I never used to like cricket until I married a cricketer! Sort of had to get on board then. The kids and I went to watch on the weekend and my hubby got caught on 99! Heartbreaking! It would have been his first hundred too as he's always been a bowler (for the record, his best figures are 9 for 16 off 6.4!). I realise that was all Greek to you non cricket followers but some of you will understand. I don't enjoy watching the test though, a bit slow. Many years ago we made a deal. I would go to one day of the test and he would come and see Swan Lake with me. After that experience we both agreed to go with friends next time. Even though the day at the cricket was longer than an evening at the ballet he still maintains I got the better deal - at least you can read a book at the cricket, that wouldn't go down too well at the theatre!


Hanon 11 years ago

When I was a young married bloke my wife did her duty and came to watch me play once. She thought she was being supportive. I made sure she took a book with her.

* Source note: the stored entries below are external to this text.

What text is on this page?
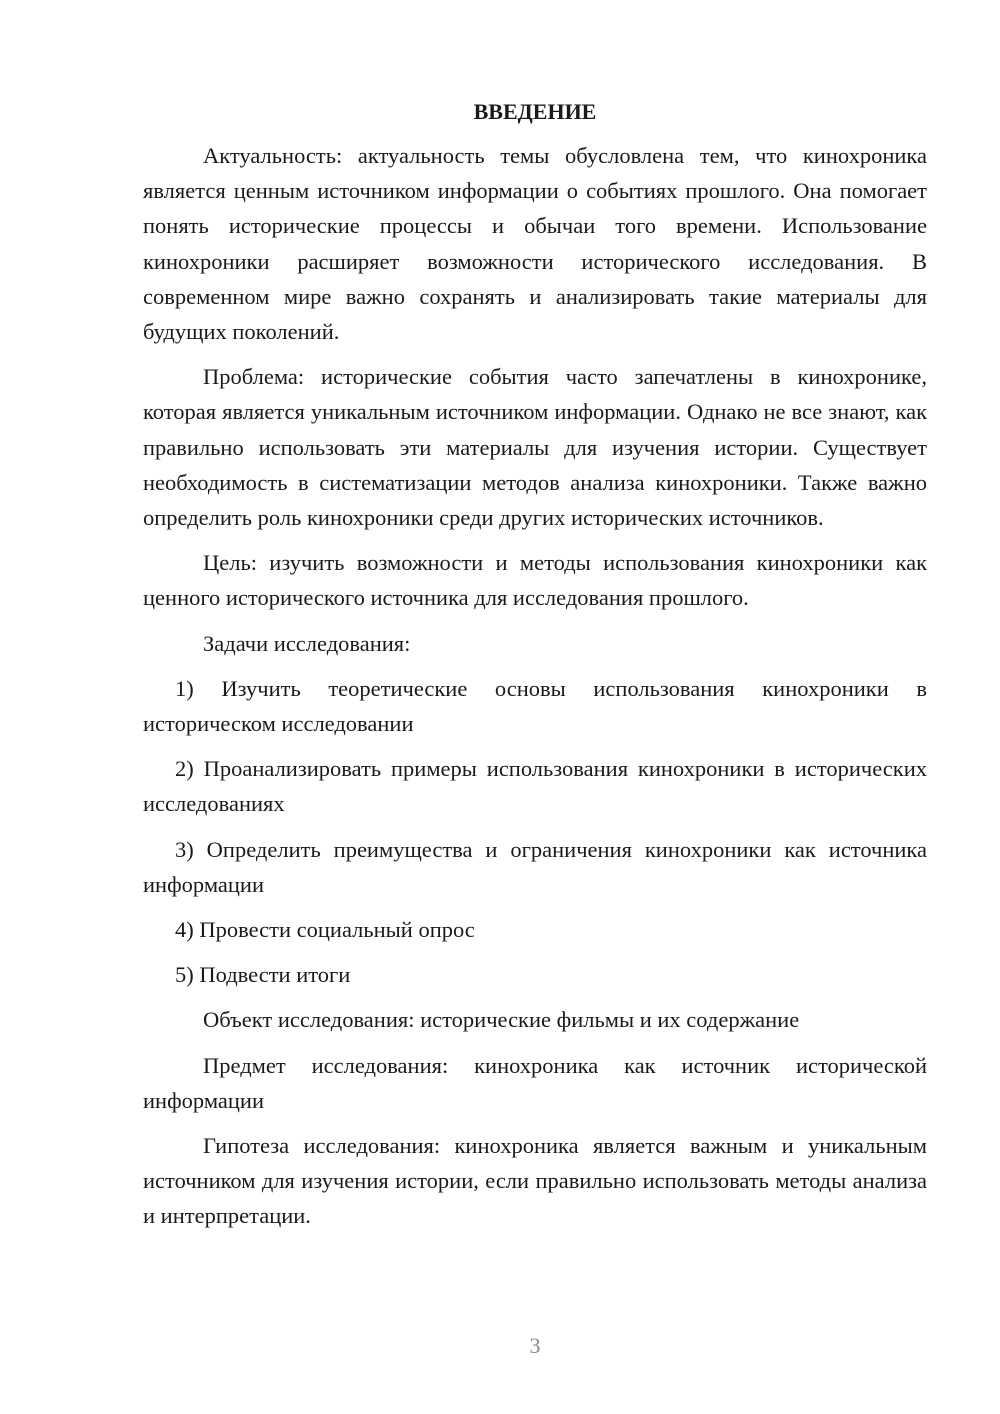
ВВЕДЕНИЕ

Актуальность: актуальность темы обусловлена тем, что кинохроника является ценным источником информации о событиях прошлого. Она помогает понять исторические процессы и обычаи того времени. Использование кинохроники расширяет возможности исторического исследования. В современном мире важно сохранять и анализировать такие материалы для будущих поколений.

Проблема: исторические события часто запечатлены в кинохронике, которая является уникальным источником информации. Однако не все знают, как правильно использовать эти материалы для изучения истории. Существует необходимость в систематизации методов анализа кинохроники. Также важно определить роль кинохроники среди других исторических источников.

Цель: изучить возможности и методы использования кинохроники как ценного исторического источника для исследования прошлого.

Задачи исследования:

1) Изучить теоретические основы использования кинохроники в историческом исследовании

2) Проанализировать примеры использования кинохроники в исторических исследованиях

3) Определить преимущества и ограничения кинохроники как источника информации

4) Провести социальный опрос

5) Подвести итоги

Объект исследования: исторические фильмы и их содержание

Предмет исследования: кинохроника как источник исторической информации

Гипотеза исследования: кинохроника является важным и уникальным источником для изучения истории, если правильно использовать методы анализа и интерпретации.

3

Anyway, the game was played over two saturdays, and we batted first, After a couple of hours play we stopped for the tea break. No biggie, its a chance to get out of the sun for 20 minutes. My wife was gobsmacked that we actually had an afternoon tea, with cups of tea and little cakes. She thought it was a great joke. I thought it perfectly normal.

It's a funny game that men can stop for afternoon tea.

craigvn 11 years ago

What sport can be more English than one that stops for tea.